Mr Szymalski believes that the Polish law is constructed in a way that money paid by big energy companies go to local municipalities and regions which, in return, use them for the protection of the environment.

“One of the richest municipality in Poland is Kleszczów, the one which welcomes the biggest open-pit mine in Europe,” he says. “And for this money, the municipality has the best roads and individual RES energy appliances for its citizens. With such a system energy companies already are tempting some municipalities with a perspective for creating new mines.”

“At the same time some companies do a lot in an area of corporate social responsibility (CSR) although the energy ones usually are not making CSR about climate, but might make things about nature protection,” he continues. “Many energy companies have already for years been investing in air pollution filters on their chimneys. So, they do actions, but those are not necessarily the actions we would like to see in the face of the climate crisis.
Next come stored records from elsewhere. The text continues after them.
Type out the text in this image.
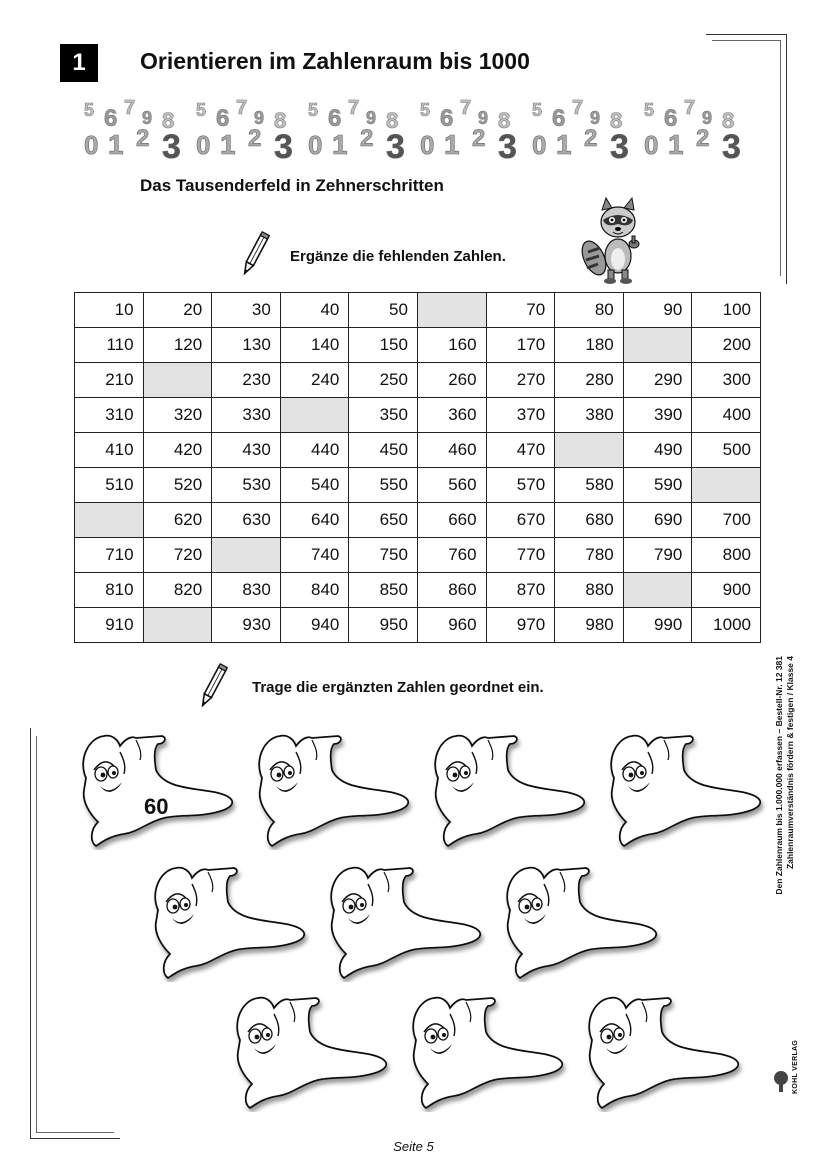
1	Orientieren im Zahlenraum bis 1000
5 6 7 9 8
0 1 2 3
5 6 7 9 8
0 1 2 3
5 6 7 9 8
0 1 2 3
5 6 7 9 8
0 1 2 3
5 6 7 9 8
0 1 2 3
5 6 7 9 8
0 1 2 3
Das Tausenderfeld in Zehnerschritten
Ergänze die fehlenden Zahlen.
10	20	30	40	50		70	80	90	100
110	120	130	140	150	160	170	180		200
210		230	240	250	260	270	280	290	300
310	320	330		350	360	370	380	390	400
410	420	430	440	450	460	470		490	500
510	520	530	540	550	560	570	580	590	
	620	630	640	650	660	670	680	690	700
710	720		740	750	760	770	780	790	800
810	820	830	840	850	860	870	880		900
910		930	940	950	960	970	980	990	1000
Trage die ergänzten Zahlen geordnet ein.
60	Den Zahlenraum bis 1.000.000 erfassen – Bestell-Nr. 12 381 Zahlenraumverständnis fördern & festigen / Klasse 4
KOHL VERLAG
Seite 5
Climate protection aims against their core business.”

Mr Kondarev describes the energy field in Bulgaria as unfortunately dominated by companies more in the wrong side of the spectrum: on one hand, hard to reform state-owned enterprises that are so encapsulated they completely reject the new global reality; and on the other hand, companies that could be off-shore registered, bearing no responsibility of the consequences coming from their activities, risking the life of their workers, and polluting the environment.

“When the rules of the game are different for everyone then the companies that want to be the engines of change find it hard to compete and often just leave the market,” he concludes.

After all, he remains positive, thinking that we are all living in a time when climate change and environment can no longer be ignored and are ever more defining factors of the global business.